If that's simply not possible, be sure your dog is washed, as well as its bedding. You may not notice doggy or litter box odor, but buyers will. Ask a trusted friend to give your home an honest sniff test and address any issues identified. Avoid covering up odors with heavy sprays. Buyers will only wonder what you are trying to hide. Be sure there is no trace of pet hair on furniture or carpet.
Keep your yard clean of dog waste as well and fill in any holes your pet has dug. Nothing puts a negative impression in a buyer's mind like stepping into a stinky mess or twisting an ankle while doing a simple property walk.
Bold carpet. Decades past gave us an array of bold colors, from hunter green to vibrant red. Unfortunately, many of these hues are still alive and well, living in today's listings.
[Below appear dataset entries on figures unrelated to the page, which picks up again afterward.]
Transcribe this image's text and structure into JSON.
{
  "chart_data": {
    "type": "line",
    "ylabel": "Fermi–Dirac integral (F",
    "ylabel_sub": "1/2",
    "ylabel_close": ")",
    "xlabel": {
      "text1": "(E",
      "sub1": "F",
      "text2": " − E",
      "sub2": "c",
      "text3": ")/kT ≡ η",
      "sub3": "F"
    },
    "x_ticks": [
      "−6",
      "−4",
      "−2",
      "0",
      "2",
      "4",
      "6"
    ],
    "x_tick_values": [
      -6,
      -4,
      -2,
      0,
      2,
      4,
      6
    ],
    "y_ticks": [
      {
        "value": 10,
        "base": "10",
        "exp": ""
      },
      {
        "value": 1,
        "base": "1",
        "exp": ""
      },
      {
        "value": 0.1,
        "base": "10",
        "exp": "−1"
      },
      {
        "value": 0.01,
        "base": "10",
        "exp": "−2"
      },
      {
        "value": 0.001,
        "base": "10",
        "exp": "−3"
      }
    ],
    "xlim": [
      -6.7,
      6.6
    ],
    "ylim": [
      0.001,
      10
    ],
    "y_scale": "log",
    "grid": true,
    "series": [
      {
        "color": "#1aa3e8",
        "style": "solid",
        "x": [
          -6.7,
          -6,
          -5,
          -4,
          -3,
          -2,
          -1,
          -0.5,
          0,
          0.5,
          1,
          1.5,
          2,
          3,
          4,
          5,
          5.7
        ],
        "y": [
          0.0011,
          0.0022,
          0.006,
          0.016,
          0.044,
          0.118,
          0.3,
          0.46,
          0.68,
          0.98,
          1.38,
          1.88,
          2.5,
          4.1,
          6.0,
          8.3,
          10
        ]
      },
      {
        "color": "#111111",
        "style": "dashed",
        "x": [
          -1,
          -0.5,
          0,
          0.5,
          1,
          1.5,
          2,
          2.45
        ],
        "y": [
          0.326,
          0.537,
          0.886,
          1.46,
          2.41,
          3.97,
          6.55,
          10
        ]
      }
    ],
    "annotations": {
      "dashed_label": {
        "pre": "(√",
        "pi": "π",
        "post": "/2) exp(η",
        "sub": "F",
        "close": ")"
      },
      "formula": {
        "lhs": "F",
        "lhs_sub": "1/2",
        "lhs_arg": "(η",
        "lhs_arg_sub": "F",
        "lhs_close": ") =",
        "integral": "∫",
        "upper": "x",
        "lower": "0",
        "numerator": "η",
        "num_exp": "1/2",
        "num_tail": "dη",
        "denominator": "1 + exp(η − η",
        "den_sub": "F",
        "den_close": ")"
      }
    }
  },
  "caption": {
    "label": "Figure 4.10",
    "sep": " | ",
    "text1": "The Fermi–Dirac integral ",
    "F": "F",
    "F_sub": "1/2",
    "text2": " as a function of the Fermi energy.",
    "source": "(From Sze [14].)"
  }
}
If only one room is affected, it is tempting to believe a buyer will think changing one room of carpet isn't a big deal. But that's not how prospective buyers are likely to think. Instead, in their mind, your home is simply, "the one with the ugly carpet." All other things equal, they are going to choose the home without the 90s carpet. Updating the room with fresh, neutral carpet or flooring is a smart investment.
Clutter and cleanliness. Surprising as it may seem, it could be that your standards of cleanliness are not as high as buyers viewing your home. Take out the guesswork and hire a professional to give your home a deep clean from top to bottom.
The same goes for clutter. What you may see as decor or a delightful collection can be seen by prospective buyers as nothing but clutter. If you have too much clutter in your home or garage, buyers will begin to wonder how much work they will need to put into cleaning your home before they move in. Second, too much clutter around your house will have buyers concerned you won't take it all with you when you move and they will be left to deal with a mess.
Offensive neighbors. While difficult to fix, problems associated with your neighbors could be scaring buyers away. A dog barking constantly or overgrown yard, may have buyers scratching your home from their list. If you are on good terms with your neighbors, ask for their help. If they are having trouble keeping up their yard, offer to cut the grass. If the problem is severe enough, you may need to get the HOA or city government involved. You may want to consider installing a tall fence or other barrier between the properties.